Cooking Meat

meat thermometer

Properly cooked meat is a matter not just of personal taste but also safety. While connoisseurs may prefer their steaks ‘blue’ or even raw as in the case of steak tartare, meats such as chicken must be thoroughly cooked through to avoid causing serious illness.

Do you need a meat thermometer?

There are many cooks who are confident in cooking their meat perfectly without the aid of a thermometer. While a meat thermometer is not so necessary with smaller pieces of meat like chicken fillets, large cuts such as a roast joint can be harder to judge without the aid of this handy gadget.

With chicken and turkey, for example, the rule tends to be that the meat is cooked when the juices run clear if a skewer is poked into the deepest part of the meat. However it can take some experience to get right, as cook just a little too long and your meat will be dry. Beef and lamb dishes in particular can benefit from the use of cooking thermometers to reach the desirable point of rareness.

Bear in mind that roast meat should be allowed to rest out of the oven for a while before serving and during this time the internal temperature can rise by a few degrees, so for a suitably juicy roast it’s worthwhile removing your meat well ahead of time.
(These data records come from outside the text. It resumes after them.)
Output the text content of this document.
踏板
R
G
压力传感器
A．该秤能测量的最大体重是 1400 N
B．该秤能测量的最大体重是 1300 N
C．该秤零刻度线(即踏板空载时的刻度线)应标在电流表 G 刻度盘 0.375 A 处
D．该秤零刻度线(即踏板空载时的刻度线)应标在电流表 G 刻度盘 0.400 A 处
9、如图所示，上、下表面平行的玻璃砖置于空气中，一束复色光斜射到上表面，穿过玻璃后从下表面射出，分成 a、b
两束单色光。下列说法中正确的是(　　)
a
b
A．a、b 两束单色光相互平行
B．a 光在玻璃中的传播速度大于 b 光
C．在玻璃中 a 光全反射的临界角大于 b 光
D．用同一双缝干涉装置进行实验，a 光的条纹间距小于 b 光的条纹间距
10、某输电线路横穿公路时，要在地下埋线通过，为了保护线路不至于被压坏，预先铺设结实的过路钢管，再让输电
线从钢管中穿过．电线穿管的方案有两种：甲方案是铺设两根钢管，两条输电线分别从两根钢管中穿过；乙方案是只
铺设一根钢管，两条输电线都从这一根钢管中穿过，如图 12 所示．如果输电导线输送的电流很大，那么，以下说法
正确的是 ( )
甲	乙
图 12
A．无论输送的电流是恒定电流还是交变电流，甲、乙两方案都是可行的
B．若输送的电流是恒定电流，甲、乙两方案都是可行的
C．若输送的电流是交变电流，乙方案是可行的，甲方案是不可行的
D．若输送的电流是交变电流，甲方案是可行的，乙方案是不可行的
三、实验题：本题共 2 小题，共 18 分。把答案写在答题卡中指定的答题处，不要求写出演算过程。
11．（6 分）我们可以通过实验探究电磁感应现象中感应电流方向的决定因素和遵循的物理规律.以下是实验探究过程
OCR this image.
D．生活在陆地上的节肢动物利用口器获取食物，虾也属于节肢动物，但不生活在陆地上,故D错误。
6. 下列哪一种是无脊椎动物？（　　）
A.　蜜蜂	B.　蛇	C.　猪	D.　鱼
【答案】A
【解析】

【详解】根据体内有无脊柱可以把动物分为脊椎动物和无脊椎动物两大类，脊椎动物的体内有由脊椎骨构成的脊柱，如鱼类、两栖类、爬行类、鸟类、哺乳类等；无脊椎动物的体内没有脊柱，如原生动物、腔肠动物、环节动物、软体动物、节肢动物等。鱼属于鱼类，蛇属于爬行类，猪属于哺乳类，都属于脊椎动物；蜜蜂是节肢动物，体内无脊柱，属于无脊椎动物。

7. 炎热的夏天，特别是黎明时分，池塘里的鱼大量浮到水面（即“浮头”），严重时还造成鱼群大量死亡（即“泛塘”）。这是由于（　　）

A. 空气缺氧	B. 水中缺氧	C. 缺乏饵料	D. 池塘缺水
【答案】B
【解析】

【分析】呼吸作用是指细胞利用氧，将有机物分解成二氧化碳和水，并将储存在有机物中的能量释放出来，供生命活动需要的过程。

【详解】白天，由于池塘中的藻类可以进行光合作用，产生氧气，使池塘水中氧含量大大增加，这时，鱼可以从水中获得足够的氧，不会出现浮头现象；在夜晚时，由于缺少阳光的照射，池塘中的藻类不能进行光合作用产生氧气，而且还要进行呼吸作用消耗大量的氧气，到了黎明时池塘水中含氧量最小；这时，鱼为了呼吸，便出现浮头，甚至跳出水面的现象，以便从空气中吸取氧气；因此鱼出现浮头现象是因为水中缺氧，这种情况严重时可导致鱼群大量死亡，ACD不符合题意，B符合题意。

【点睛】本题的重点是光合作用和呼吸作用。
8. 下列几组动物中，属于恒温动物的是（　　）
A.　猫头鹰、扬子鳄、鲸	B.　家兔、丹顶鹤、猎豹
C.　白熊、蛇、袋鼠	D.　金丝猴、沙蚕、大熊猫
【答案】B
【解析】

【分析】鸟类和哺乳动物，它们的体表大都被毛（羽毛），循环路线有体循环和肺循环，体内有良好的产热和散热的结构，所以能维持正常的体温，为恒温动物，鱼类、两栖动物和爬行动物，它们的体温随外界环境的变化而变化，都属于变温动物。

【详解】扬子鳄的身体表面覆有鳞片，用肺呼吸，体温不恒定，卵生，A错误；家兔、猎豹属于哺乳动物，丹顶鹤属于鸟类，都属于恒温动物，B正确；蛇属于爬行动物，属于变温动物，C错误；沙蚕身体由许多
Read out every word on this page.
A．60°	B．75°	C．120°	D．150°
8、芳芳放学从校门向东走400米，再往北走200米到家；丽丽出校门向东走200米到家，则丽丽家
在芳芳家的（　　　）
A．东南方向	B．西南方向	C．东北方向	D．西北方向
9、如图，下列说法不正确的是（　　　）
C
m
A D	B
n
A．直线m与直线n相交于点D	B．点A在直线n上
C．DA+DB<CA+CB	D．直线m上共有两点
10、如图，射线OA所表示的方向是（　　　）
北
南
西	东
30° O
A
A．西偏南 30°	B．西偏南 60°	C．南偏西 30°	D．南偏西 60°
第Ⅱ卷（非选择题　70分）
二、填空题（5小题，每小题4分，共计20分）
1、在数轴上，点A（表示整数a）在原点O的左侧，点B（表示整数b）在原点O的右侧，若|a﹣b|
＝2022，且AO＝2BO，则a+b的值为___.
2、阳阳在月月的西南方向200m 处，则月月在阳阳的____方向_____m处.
How to use a meat thermometer

There are various kinds of cooking thermometers available so make sure the one you buy is suitable for use with meats and poultry rather than sugar, for example.

Some thermometers have a useful temperature guide that will alert you if different kinds of meat have reached the correct temperature. Always use the thermometer in the thickest part of the meat but make sure the probe is not touching bone. Consider also that uneven shaped joints of meat may not cook evenly throughout, so always use your thermometer in two different places to gauge an average.

Using cooking times as a guide, inserting a meat thermometer just before the end of the programmed cooking time will tell you if your meat has reached the desired internal temperature, which for beef and lamb is as follows: well done is 75ºC, about 60ºC for medium and 50-55ºC for rare.

Poultry needs to reach an internal temperature of 80ºC and if it is stuffed the stuffing must also reach this temperature. A meat thermometer can also be used to determine that reheated food has reached a sufficient temperature.